Eyam had been a village of 8-900 people. By the end fo September, 6 died. In October 23 more, 7 in November and 9 December. The cold paused the spread but failed to stop it, as it broke out again in the spring. In June, 19 dead, July 56, August 77 and it seemed the village would be wiped out.
“The countryside grew frantic with terror when it heard of the mortality in Eyam. As far off as Sheffield, strangers who were suspected of coming from Eyam or near it were driven away with sticks and showers of stones. People forgot their humanity; their panic left no room for pity. We would not say that they were more heartless than now. In the last great cholera and small-pox epidemics in England and, in more recent years, during epidemics in the Highlands, the same phenomenon has manifested itself. And so the rigid isolation of Eyam was, perhaps, not quite so voluntary as some writers have supposed. The people who lived in the neighbouring villages shut the gates of mercy and compassion on any fugitive from Eyam.
[The Rector, William Mompesson persuaded] his people, with some show of resignation, to remain in the village. He gave them consolation; he inspired them with hope. He wrought them up to that fine exaltation of spirit which nerved them to face death as disciplined sailors face it in shipwreck – he made the manifest duty of self-sacrifice appear reasonable. We do not know at what precise moment in that ghastly 12 months Eyam was cut off from the world and began to depend for its sustenance upon the supplies of food which were set at certain appointed places on the boundaries. The supply was organised by the Earl of Devonshire, who nobly remained at Chatsworth. Mompesson had sent away his 2 little children at an early stage; his wife Catherine stayed by his side and was his most devoted helper until she, too, was stricken down in august. This drew from him, on September 1, a most pathetic letter to his patron: “This is the saddest news that ever my pen could write. The destroying angel having taken up his quarters within my habitation my dearest wife is gone to her eternal rest, and is invested with a crown of righteousness, having made a happy end. Indeed, had she loved herself as well as me, she had fled from the pit of destruction with the sweet babes, and might have prolonged her days, but she was determined to die a martyr to my interest. My drooping spirits are much refreshed with her joys, which I think are unutterable.
Mompesson thought that he, too, was doomed, and spoke of himself as “a dying man”. But he escaped the infection…
Mompesson was not the only clergyman in Eyam during the plague. His predecessor int eh rectory was also there, The Rev. Thos.

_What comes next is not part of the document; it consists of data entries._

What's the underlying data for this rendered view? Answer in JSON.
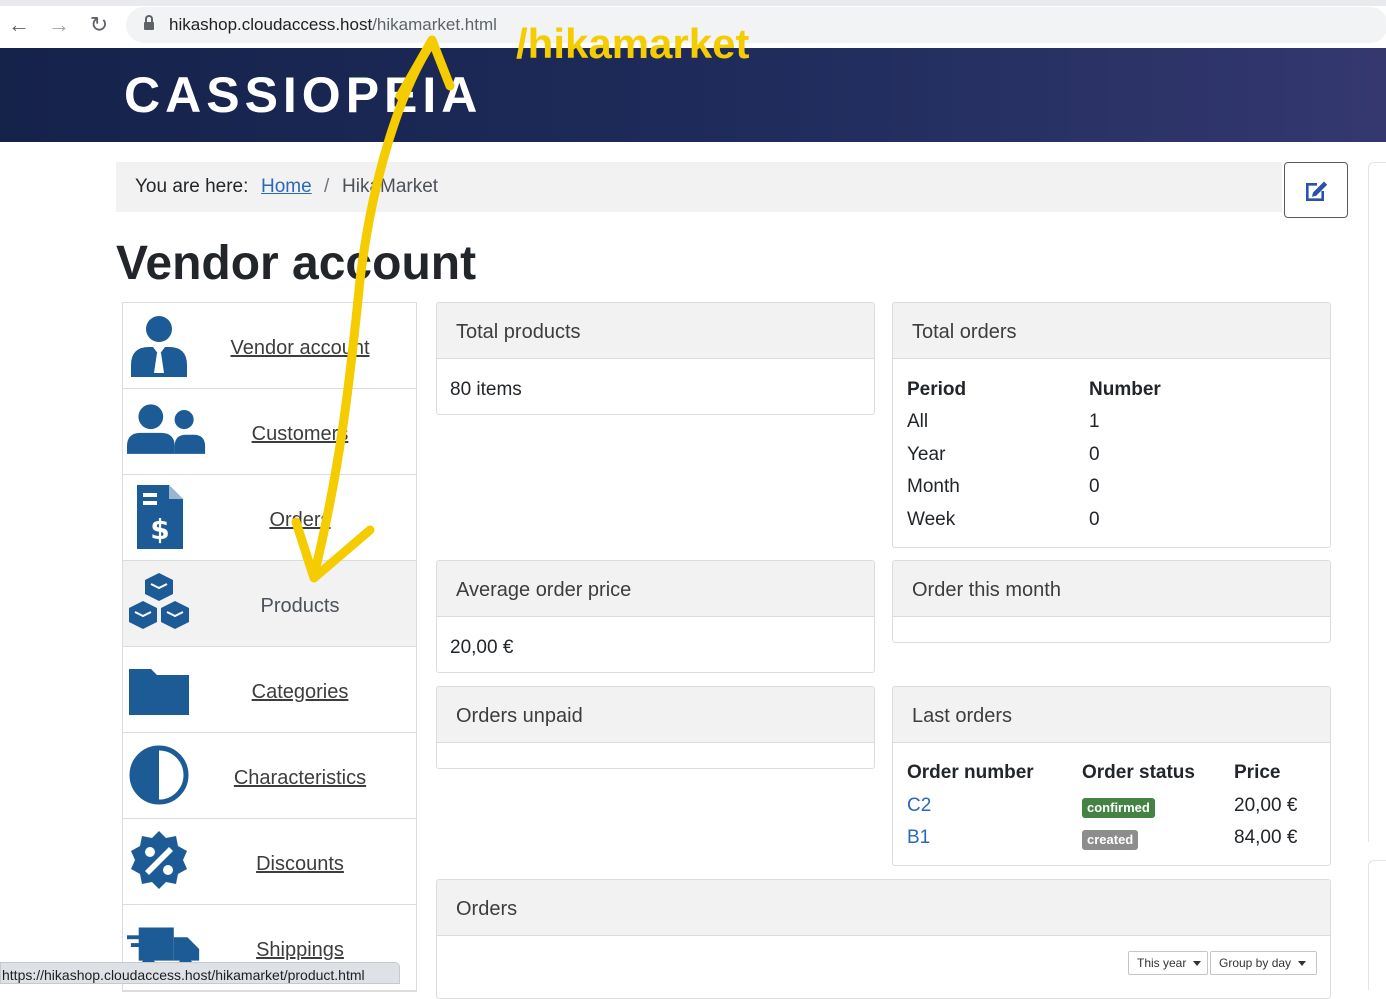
{
  "browser": {
    "url_host": "hikashop.cloudaccess.host",
    "url_path": "/hikamarket.html",
    "status_url": "https://hikashop.cloudaccess.host/hikamarket/product.html"
  },
  "header": {
    "brand": "CASSIOPEIA"
  },
  "breadcrumb": {
    "prefix": "You are here:",
    "home": "Home",
    "separator": "/",
    "current": "HikaMarket"
  },
  "page": {
    "title": "Vendor account"
  },
  "menu": {
    "items": [
      {
        "label": "Vendor account",
        "icon": "vendor-user-icon"
      },
      {
        "label": "Customers",
        "icon": "customers-icon"
      },
      {
        "label": "Orders",
        "icon": "invoice-dollar-icon"
      },
      {
        "label": "Products",
        "icon": "cubes-icon",
        "active": true
      },
      {
        "label": "Categories",
        "icon": "folder-icon"
      },
      {
        "label": "Characteristics",
        "icon": "half-circle-icon"
      },
      {
        "label": "Discounts",
        "icon": "percent-badge-icon"
      },
      {
        "label": "Shippings",
        "icon": "truck-icon"
      }
    ]
  },
  "cards": {
    "total_products": {
      "title": "Total products",
      "value": "80 items"
    },
    "total_orders": {
      "title": "Total orders",
      "col_period": "Period",
      "col_number": "Number",
      "rows": [
        {
          "period": "All",
          "number": "1"
        },
        {
          "period": "Year",
          "number": "0"
        },
        {
          "period": "Month",
          "number": "0"
        },
        {
          "period": "Week",
          "number": "0"
        }
      ]
    },
    "average_price": {
      "title": "Average order price",
      "value": "20,00 €"
    },
    "order_month": {
      "title": "Order this month"
    },
    "orders_unpaid": {
      "title": "Orders unpaid"
    },
    "last_orders": {
      "title": "Last orders",
      "col_number": "Order number",
      "col_status": "Order status",
      "col_price": "Price",
      "rows": [
        {
          "number": "C2",
          "status": "confirmed",
          "price": "20,00 €"
        },
        {
          "number": "B1",
          "status": "created",
          "price": "84,00 €"
        }
      ]
    },
    "orders": {
      "title": "Orders",
      "period_select": "This year",
      "group_select": "Group by day"
    }
  },
  "annotation": {
    "text": "/hikamarket",
    "color": "#f5cc00"
  },
  "colors": {
    "accent": "#1d5b97",
    "link": "#2a69b8",
    "confirmed": "#448344",
    "created": "#8d8d8d"
  }
}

Stanley, who had been ejected in 1662, after an 18 year ministry, because he would not subscribe tot he Corporation Act of 1661. He stood by Mompesson’s side and did his duty just as nobly. so when, a little later, some paltry-minded bigots appealed to the Earl of Devonshire … to have Stanley turned out of Eyam as a recussant nonconformist, the earl refused with just indignation. “It is more reasonable… that the whole country should testify their thankfulness to him who, together with his care of the town, as taken such care, as none else did, to prevent the infection of the towns adjacent…

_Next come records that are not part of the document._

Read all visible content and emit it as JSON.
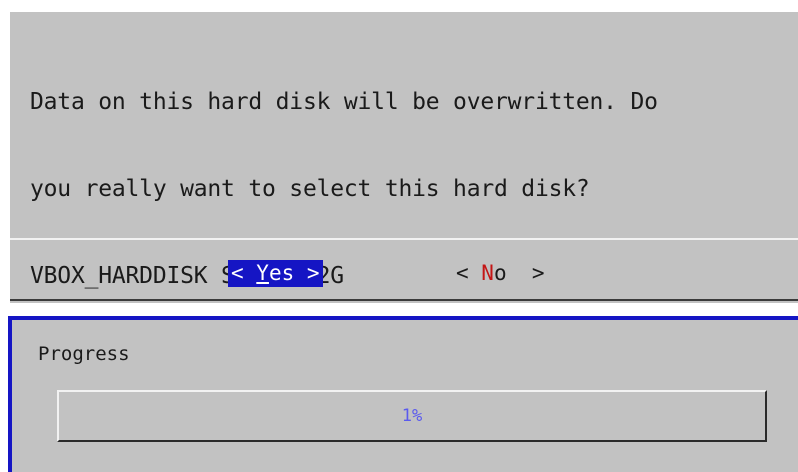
{
  "dialog": {
    "message_lines": [
      "Data on this hard disk will be overwritten. Do",
      "you really want to select this hard disk?",
      "VBOX_HARDDISK Size: 32G"
    ],
    "yes_button": {
      "open": "< ",
      "hotkey": "Y",
      "rest": "es",
      "close": " >"
    },
    "no_button": {
      "open": "< ",
      "hotkey": "N",
      "rest": "o",
      "close": "  >"
    }
  },
  "progress": {
    "title": "Progress",
    "percent_label": "1%",
    "value": 0.01
  },
  "colors": {
    "dialog_bg": "#c2c2c2",
    "selected_button_bg": "#1515c4",
    "hotkey_red": "#c41515",
    "progress_text": "#5a5aee"
  }
}
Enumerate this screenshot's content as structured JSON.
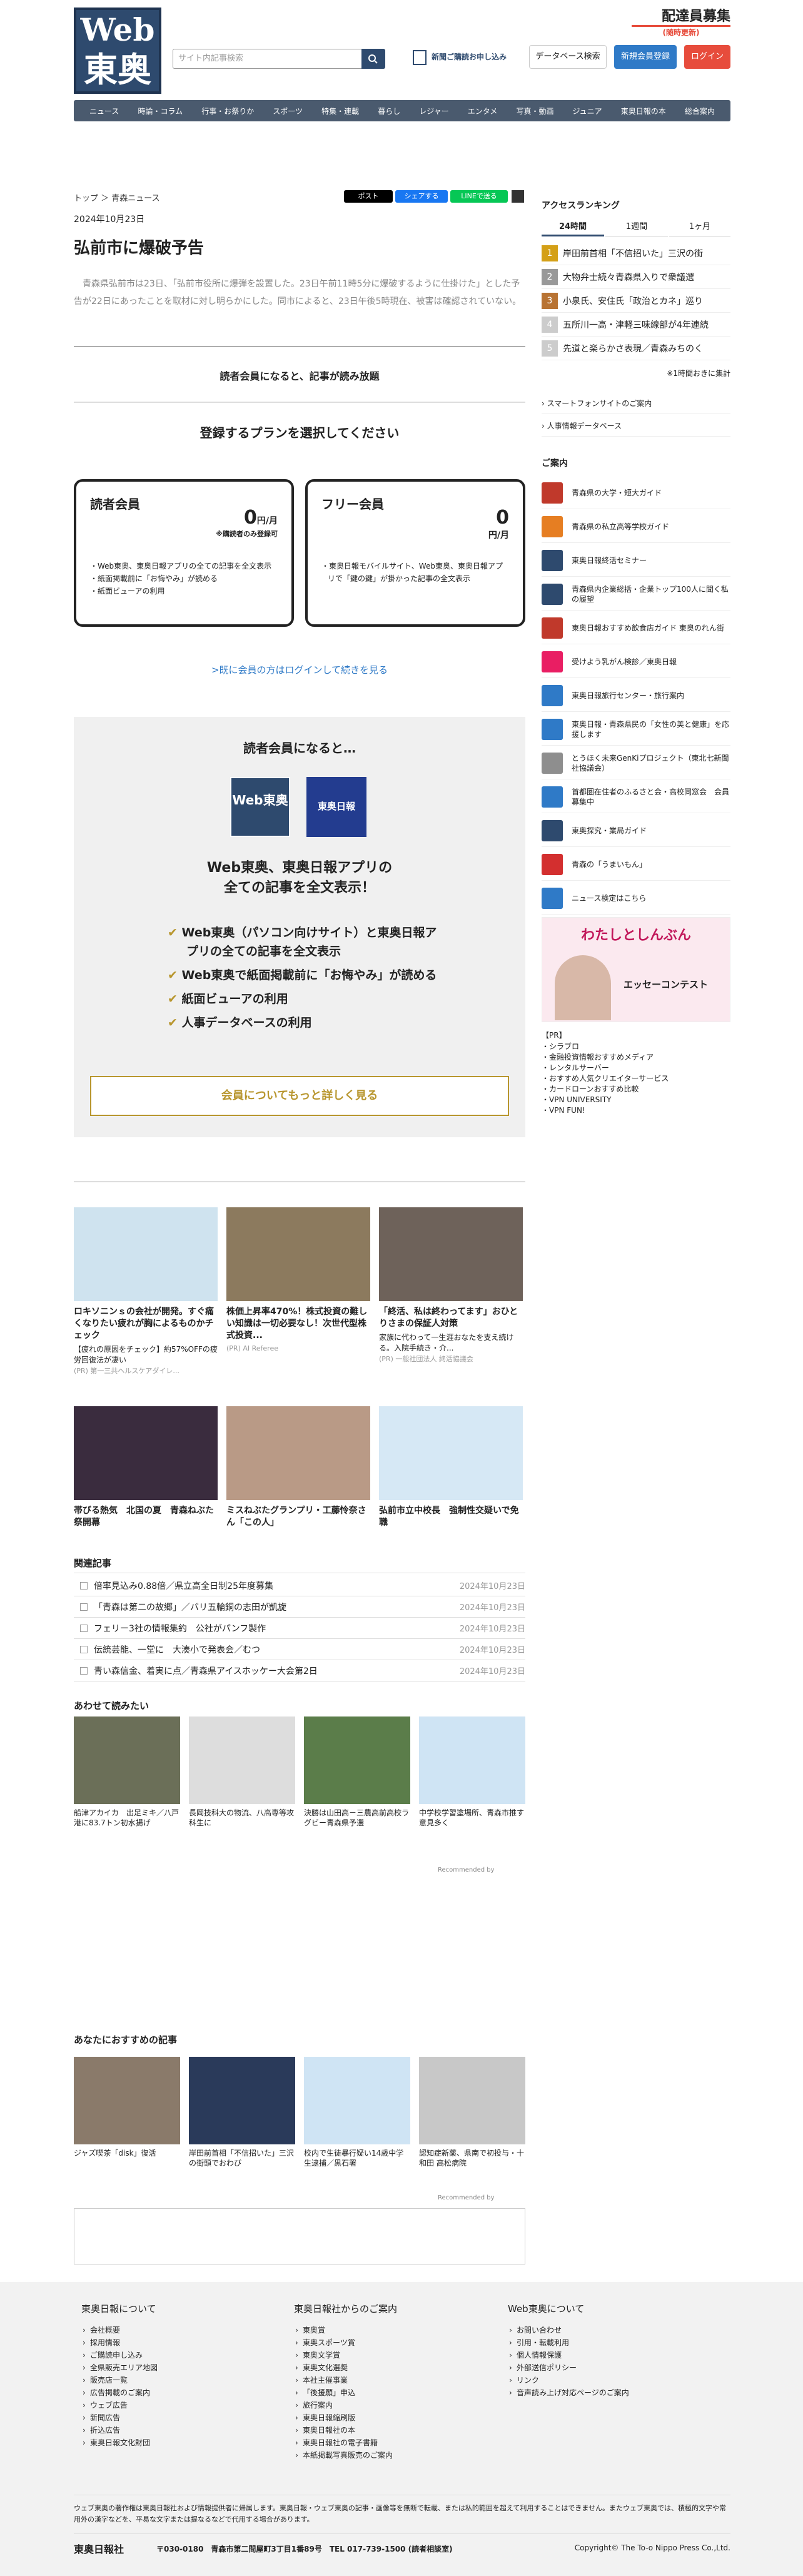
{
  "header": {
    "logo_top": "Web",
    "logo_bottom": "東奥",
    "search_placeholder": "サイト内記事検索",
    "subscribe": "新聞ご購読お申し込み",
    "database": "データベース検索",
    "register": "新規会員登録",
    "login": "ログイン",
    "recruit_title": "配達員募集",
    "recruit_sub": "(随時更新)"
  },
  "nav": [
    "ニュース",
    "時論・コラム",
    "行事・お祭りか",
    "スポーツ",
    "特集・連載",
    "暮らし",
    "レジャー",
    "エンタメ",
    "写真・動画",
    "ジュニア",
    "東奥日報の本",
    "総合案内"
  ],
  "article": {
    "breadcrumb": "トップ ＞ 青森ニュース",
    "share": [
      "ポスト",
      "シェアする",
      "LINEで送る"
    ],
    "date": "2024年10月23日",
    "title": "弘前市に爆破予告",
    "lead": "　青森県弘前市は23日、「弘前市役所に爆弾を設置した。23日午前11時5分に爆破するように仕掛けた」とした予告が22日にあったことを取材に対し明らかにした。同市によると、23日午後5時現在、被害は確認されていない。",
    "member_notice": "読者会員になると、記事が読み放題",
    "select_plan": "登録するプランを選択してください"
  },
  "plans": [
    {
      "name": "読者会員",
      "price": "0",
      "unit": "円/月",
      "note": "※購読者のみ登録可",
      "items": [
        "Web東奥、東奥日報アプリの全ての記事を全文表示",
        "紙面掲載前に「お悔やみ」が読める",
        "紙面ビューアの利用"
      ]
    },
    {
      "name": "フリー会員",
      "price": "0",
      "unit": "円/月",
      "note": "",
      "items": [
        "東奥日報モバイルサイト、Web東奥、東奥日報アプリで「鍵の鍵」が掛かった記事の全文表示"
      ]
    }
  ],
  "login_link": ">既に会員の方はログインして続きを見る",
  "benefits": {
    "title": "読者会員になると…",
    "logo1": "Web東奥",
    "logo2": "東奥日報",
    "headline1": "Web東奥、東奥日報アプリの",
    "headline2": "全ての記事を全文表示！",
    "items": [
      "Web東奥（パソコン向けサイト）と東奥日報アプリの全ての記事を全文表示",
      "Web東奥で紙面掲載前に「お悔やみ」が読める",
      "紙面ビューアの利用",
      "人事データベースの利用"
    ],
    "button": "会員についてもっと詳しく見る"
  },
  "cards": [
    {
      "title": "ロキソニンｓの会社が開発。すぐ痛くなりたい疲れが胸によるものかチェック",
      "sub": "【疲れの原因をチェック】約57%OFFの疲労回復法が凄い",
      "src": "(PR) 第一三共ヘルスケアダイレ..."
    },
    {
      "title": "株価上昇率470%！株式投資の難しい知識は一切必要なし！次世代型株式投資...",
      "sub": "",
      "src": "(PR) AI Referee"
    },
    {
      "title": "「終活、私は終わってます」おひとりさまの保証人対策",
      "sub": "家族に代わって一生涯おなたを支え続ける。入院手続き・介...",
      "src": "(PR) 一般社団法人 終活協議会"
    },
    {
      "title": "帯びる熱気　北国の夏　青森ねぶた祭開幕",
      "sub": "",
      "src": ""
    },
    {
      "title": "ミスねぶたグランプリ・工藤怜奈さん「この人」",
      "sub": "",
      "src": ""
    },
    {
      "title": "弘前市立中校長　強制性交疑いで免職",
      "sub": "",
      "src": ""
    }
  ],
  "related": {
    "title": "関連記事",
    "items": [
      {
        "t": "倍率見込み0.88倍／県立高全日制25年度募集",
        "d": "2024年10月23日"
      },
      {
        "t": "「青森は第二の故郷」／バリ五輪銅の志田が凱旋",
        "d": "2024年10月23日"
      },
      {
        "t": "フェリー3社の情報集約　公社がパンフ製作",
        "d": "2024年10月23日"
      },
      {
        "t": "伝統芸能、一堂に　大湊小で発表会／むつ",
        "d": "2024年10月23日"
      },
      {
        "t": "青い森信金、着実に点／青森県アイスホッケー大会第2日",
        "d": "2024年10月23日"
      }
    ]
  },
  "also_read": {
    "title": "あわせて読みたい",
    "items": [
      "船津アカイカ　出足ミキ／八戸港に83.7トン初水揚げ",
      "長岡技科大の物流、八高専等攻科生に",
      "決勝は山田高－三農高前高校ラグビー青森県予選",
      "中学校学習塗場所、青森市推す意見多く"
    ],
    "credit": "Recommended by"
  },
  "recommend": {
    "title": "あなたにおすすめの記事",
    "items": [
      "ジャズ喫茶「disk」復活",
      "岸田前首相「不信招いた」三沢の街頭でおわび",
      "校内で生徒暴行疑い14歳中学生逮捕／黒石署",
      "認知症新薬、県南で初投与・十和田 高松病院"
    ],
    "credit": "Recommended by"
  },
  "ranking": {
    "title": "アクセスランキング",
    "tabs": [
      "24時間",
      "1週間",
      "1ヶ月"
    ],
    "items": [
      "岸田前首相「不信招いた」三沢の街",
      "大物弁士続々青森県入りで衆議選",
      "小泉氏、安住氏「政治とカネ」巡り",
      "五所川一高・津軽三味線部が4年連続",
      "先道と楽らかさ表現／青森みちのく"
    ],
    "note": "※1時間おきに集計",
    "links": [
      "スマートフォンサイトのご案内",
      "人事情報データベース"
    ]
  },
  "guide": {
    "title": "ご案内",
    "items": [
      "青森県の大学・短大ガイド",
      "青森県の私立高等学校ガイド",
      "東奥日報終活セミナー",
      "青森県内企業総括・企業トップ100人に聞く私の履望",
      "東奥日報おすすめ飲食店ガイド 東奥のれん街",
      "受けよう乳がん検診／東奥日報",
      "東奥日報旅行センター・旅行案内",
      "東奥日報・青森県民の「女性の美と健康」を応援します",
      "とうほく未来GenKiプロジェクト（東北七新聞社協議会）",
      "首都圏在住者のふるさと会・高校同窓会　会員募集中",
      "東奥探究・業局ガイド",
      "青森の「うまいもん」",
      "ニュース検定はこちら"
    ],
    "banner_title": "わたしとしんぶん",
    "banner_sub": "エッセーコンテスト",
    "pr_label": "【PR】",
    "pr_items": [
      "シラブロ",
      "金融投資情報おすすめメディア",
      "レンタルサーバー",
      "おすすめ人気クリエイターサービス",
      "カードローンおすすめ比較",
      "VPN UNIVERSITY",
      "VPN FUN!"
    ]
  },
  "footer": {
    "cols": [
      {
        "h": "東奥日報について",
        "items": [
          "会社概要",
          "採用情報",
          "ご購読申し込み",
          "全県販売エリア地図",
          "販売店一覧",
          "広告掲載のご案内",
          "ウェブ広告",
          "新聞広告",
          "折込広告",
          "東奥日報文化財団"
        ]
      },
      {
        "h": "東奥日報社からのご案内",
        "items": [
          "東奥賞",
          "東奥スポーツ賞",
          "東奥文学賞",
          "東奥文化選奨",
          "本社主催事業",
          "「後援願」申込",
          "旅行案内",
          "東奥日報縮刷版",
          "東奥日報社の本",
          "東奥日報社の電子書籍",
          "本紙掲載写真販売のご案内"
        ]
      },
      {
        "h": "Web東奥について",
        "items": [
          "お問い合わせ",
          "引用・転載利用",
          "個人情報保護",
          "外部送信ポリシー",
          "リンク",
          "音声読み上げ対応ページのご案内"
        ]
      }
    ],
    "notice": "ウェブ東奥の著作権は東奥日報社および情報提供者に帰属します。東奥日報・ウェブ東奥の記事・画像等を無断で転載、または私的範囲を超えて利用することはできません。またウェブ東奥では、積極的文字や常用外の漢字などを、平易な文字または提なるなどで代用する場合があります。",
    "company": "東奥日報社",
    "address": "〒030-0180　青森市第二問屋町3丁目1番89号　TEL 017-739-1500 (読者相談室)",
    "copyright": "Copyright© The To-o Nippo Press Co.,Ltd."
  },
  "colors": {
    "brand": "#2e4a6e",
    "accent": "#e74c3c",
    "gold": "#b8962e",
    "blue": "#2f7ac7"
  }
}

The most pathetic memorial fo the plague and the spot best worth visiting in Eyam is the little plot of ground where lie the Riley graves…. Riley is not a surname but a place name… a small stone enclosure of irregular oval shape. Tread reverentially, for this place has seen the utmost intensity of human anguish, and the memory of such tragic suffering should hallow it. In this little patch fo ground, in a wide open field on the hill-side and commanding a lovely prospect are 7 graves, all of which bear the name of Hancock. One, that of John Hancock, the head of the family, is a table tomb with the date August 7, 1666 and the inscription:
Remember, Man,
As thou goest by,
As thou art now,
Even so was I.
As I doe now
So must thou lye,
Remember, Man,
That thou shall die.
The Latin monition “Nescitis horam: Vigilate; Orate” is also written on this tomb, doubtless an echo of the inscription on the tomb of Catherine Mompesson. The Hancocks were working people who would not, in normal circumstances, sleep beneath Latin. John Hancock, the father, died on August 7. He had lost a son and daughter on 3rd: another son and another daughter died the same day as himself; a third daughter died on 9th, and yet a fourth on the 10th. Seven deaths in the house in 8 days! Only the mother escaped, and she, so tradition says, buried her dead with her own hands, dragging the bodies down the hillside, frantic and distraught with grief. There was no one to help – the people of Eyam had their own dead to bury. Her neighbours, the Talbots, a family of father, mother, 2 sons and 3 daughters, had been wiped out the previous month.